According to the law, “the owner and (or) the operator shall process the personal data of the citizens of the Republic of Uzbekistan using information technologies, including the processing in the global information network of the Internet, on the technical means physically located in the territory of the Republic of Uzbekistan and in the prescribed manner It is necessary to ensure that personal data bases are collected, systematized and stored in personal data bases registered in the state register.
So, it can be seen that the person is required to eliminate various errors in the information about the person from the responsible state body, natural or legal person, as well as information that was collected illegally without his consent and has no legal basis. allows you to request that it be deleted.
In 2018, the UN High Commissioner for Human Rights presented a report on the Right to Privacy in the Digital Age to the UN Human Rights Council at its 39th session in August 2018.

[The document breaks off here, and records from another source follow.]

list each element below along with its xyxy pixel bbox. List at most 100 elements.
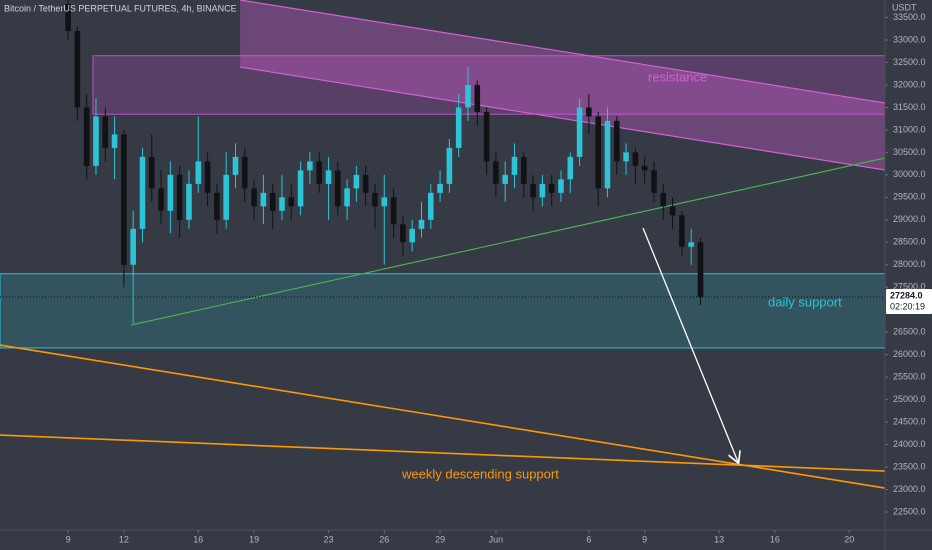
candle-body (539, 183, 546, 198)
candle-body (623, 152, 629, 162)
x-tick-label: 13 (714, 534, 724, 544)
y-tick-label: 23500.0 (893, 461, 926, 471)
candle-body (381, 197, 388, 207)
candle-body (130, 228, 136, 265)
y-tick-label: 29500.0 (893, 192, 926, 202)
candle-body (595, 116, 601, 189)
y-tick-label: 25000.0 (893, 394, 926, 404)
candle-body (325, 170, 332, 184)
candle-body (390, 197, 397, 225)
candle-body (604, 120, 611, 189)
x-tick-label: 23 (323, 534, 333, 544)
candle-body (65, 4, 71, 32)
candle-body (111, 134, 118, 148)
candle-body (493, 161, 499, 184)
weekly-support-line (0, 434, 885, 472)
y-tick-label: 22500.0 (893, 506, 926, 516)
x-tick-label: 26 (379, 534, 389, 544)
candle-body (651, 170, 657, 193)
candle-body (74, 31, 81, 108)
y-tick-label: 33500.0 (893, 12, 926, 22)
resistance-zone (92, 55, 885, 115)
candle-body (372, 192, 378, 207)
y-tick-label: 32500.0 (893, 57, 926, 67)
candle-body (288, 197, 295, 207)
y-tick-label: 26500.0 (893, 327, 926, 337)
candle-body (530, 183, 536, 198)
trend-line (131, 157, 885, 326)
channel-fill (240, 0, 885, 171)
candle-body (520, 156, 527, 184)
candle-body (688, 242, 694, 247)
candle-body (186, 183, 192, 220)
candle-body (641, 165, 648, 171)
candle-body (204, 161, 211, 193)
candle-body (679, 215, 685, 247)
candle-body (576, 107, 583, 157)
candle-body (93, 116, 99, 166)
candle-body (223, 174, 229, 220)
plot-area (0, 0, 885, 489)
candle-body (251, 188, 257, 207)
candle-body (334, 170, 341, 207)
candle-body (83, 107, 90, 166)
x-tick-label: 29 (435, 534, 445, 544)
candle-body (307, 161, 313, 171)
candle-body (669, 206, 676, 216)
annotation: resistance (648, 69, 707, 84)
price-label: 27284.0 (890, 290, 923, 300)
candle-body (195, 161, 202, 184)
candle-body (176, 174, 183, 220)
y-tick-label: 29000.0 (893, 214, 926, 224)
candle-body (121, 134, 127, 265)
y-tick-label: 30000.0 (893, 169, 926, 179)
candle-body (613, 120, 620, 162)
candle-body (632, 152, 639, 166)
candle-body (316, 161, 322, 184)
arrow (642, 227, 738, 462)
candle-body (158, 188, 164, 211)
candle-body (502, 174, 508, 184)
candle-body (465, 84, 471, 108)
y-tick-label: 30500.0 (893, 147, 926, 157)
y-tick-label: 23000.0 (893, 484, 926, 494)
x-tick-label: 9 (66, 534, 71, 544)
currency-label: USDT (892, 2, 917, 12)
candle-body (139, 156, 146, 229)
price-label-box (886, 288, 932, 314)
y-tick-label: 24500.0 (893, 416, 926, 426)
candle-body (148, 156, 155, 189)
candle-body (586, 107, 592, 117)
y-tick-label: 25500.0 (893, 372, 926, 382)
candle-body (697, 242, 704, 297)
support-zone (0, 273, 885, 349)
x-tick-label: 12 (119, 534, 129, 544)
candle-body (427, 192, 434, 220)
candle-body (269, 192, 276, 211)
candle-body (232, 156, 239, 175)
chart-title: Bitcoin / TetherUS PERPETUAL FUTURES, 4h… (4, 3, 237, 13)
x-tick-label: 20 (844, 534, 854, 544)
candle-body (279, 197, 285, 211)
y-tick-label: 33000.0 (893, 34, 926, 44)
candle-body (362, 174, 369, 193)
x-tick-label: 9 (642, 534, 647, 544)
countdown: 02:20:19 (890, 301, 925, 311)
y-tick-label: 31500.0 (893, 102, 926, 112)
y-tick-label: 32000.0 (893, 79, 926, 89)
candle-body (167, 174, 174, 211)
overlay: 22500.0 23000.0 23500.0 24000.0 24500.0 25000… (66, 12, 932, 544)
candle-body (400, 224, 406, 243)
y-tick-label: 28500.0 (893, 237, 926, 247)
channel-line (240, 66, 885, 171)
candle-body (548, 183, 555, 193)
y-tick-label: 27500.0 (893, 282, 926, 292)
candle-body (418, 219, 425, 229)
y-tick-label: 26000.0 (893, 349, 926, 359)
candle-body (446, 147, 453, 184)
y-tick-label: 31000.0 (893, 124, 926, 134)
annotation: daily support (768, 294, 842, 309)
candle-body (455, 107, 462, 148)
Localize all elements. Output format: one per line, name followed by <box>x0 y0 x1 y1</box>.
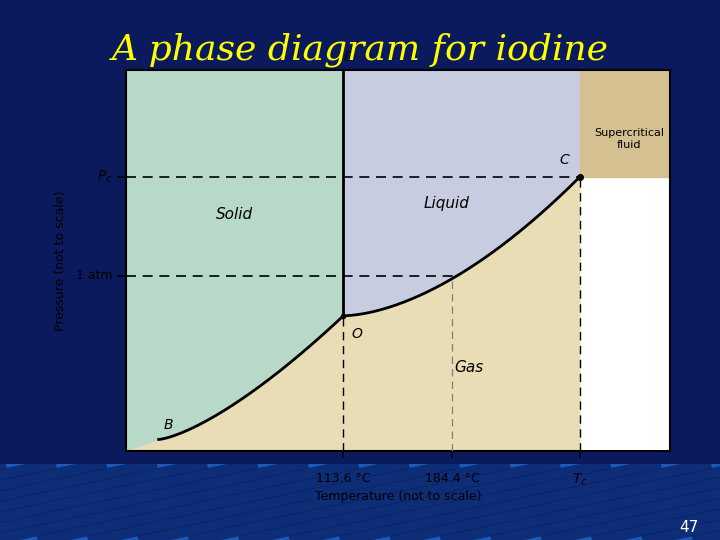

The 2018 report of the UN High Commissioner contains the most detailed recommendations on the regulation of personal data in the context of protecting the right to privacy. The recommendations apply to both member states and commercial companies. If we analyze the following:
a) to create effective, robust and comprehensive legislation in line with international human rights standards for effective protection of personal data;
b) ensure that the state only implements data-intensive systems, including databases related to the collection and storage of biometric data, if it can demonstrate that they are necessary and proportionate to achieve a legitimate objective;
c) establishment of independent bodies authorized to monitor the illegal processing of personal data, the practice of ensuring the confidentiality of data, investigate violations, receive complaints from individuals and impose fines and other effective sanctions;
d) Ensure that any restrictions on the right to privacy, including communications surveillance and data sharing, comply with international human rights standards, including the principles of legality, necessity and proportionality, regardless of nationality or location, through appropriate legislation and other means. In this case, there must be grounds for suspicion that the person who is being monitored by digital technologies has committed or is committing criminal acts, as well as that the person is carrying out actions related to a specific threat to state security;
The analysis of the international standards named above shows that it is appropriate to define the following prospective directions for improving the system of ensuring effective protection of personal data in the Republic of Uzbekistan:
firstly, the control of personal data by the operator and the relevant person, increasing the transparency of the process of processing personal data, introducing modern information and communication technologies in the optimization of information exchange;
secondly, to create a structural unit responsible for ensuring the electronic security of personal information in state and private organizations or to introduce a system of assigning such security tasks to one of the structural units;
thirdly, responsibility for the storage and processing of personal data, selection of operators, and improvement of knowledge and skills of relevant officials;
fourthly, to develop a clear mechanism for the use of personal data from the point of view of public interest by forming a register of data on privacy;
fifthly, development of qualification requirements for persons, experts and specialists working with data related to personal privacy;
sixthly, to introduce a mechanism for the use of artificial intelligence such as “internet privacy officer” in order to prevent the illegal dissemination of personal information through Internet networks;
seventhly, to introduce a mechanism to control the legality of personal data processing by the owners of personal databases using personal databases through a platform such as “BigID”.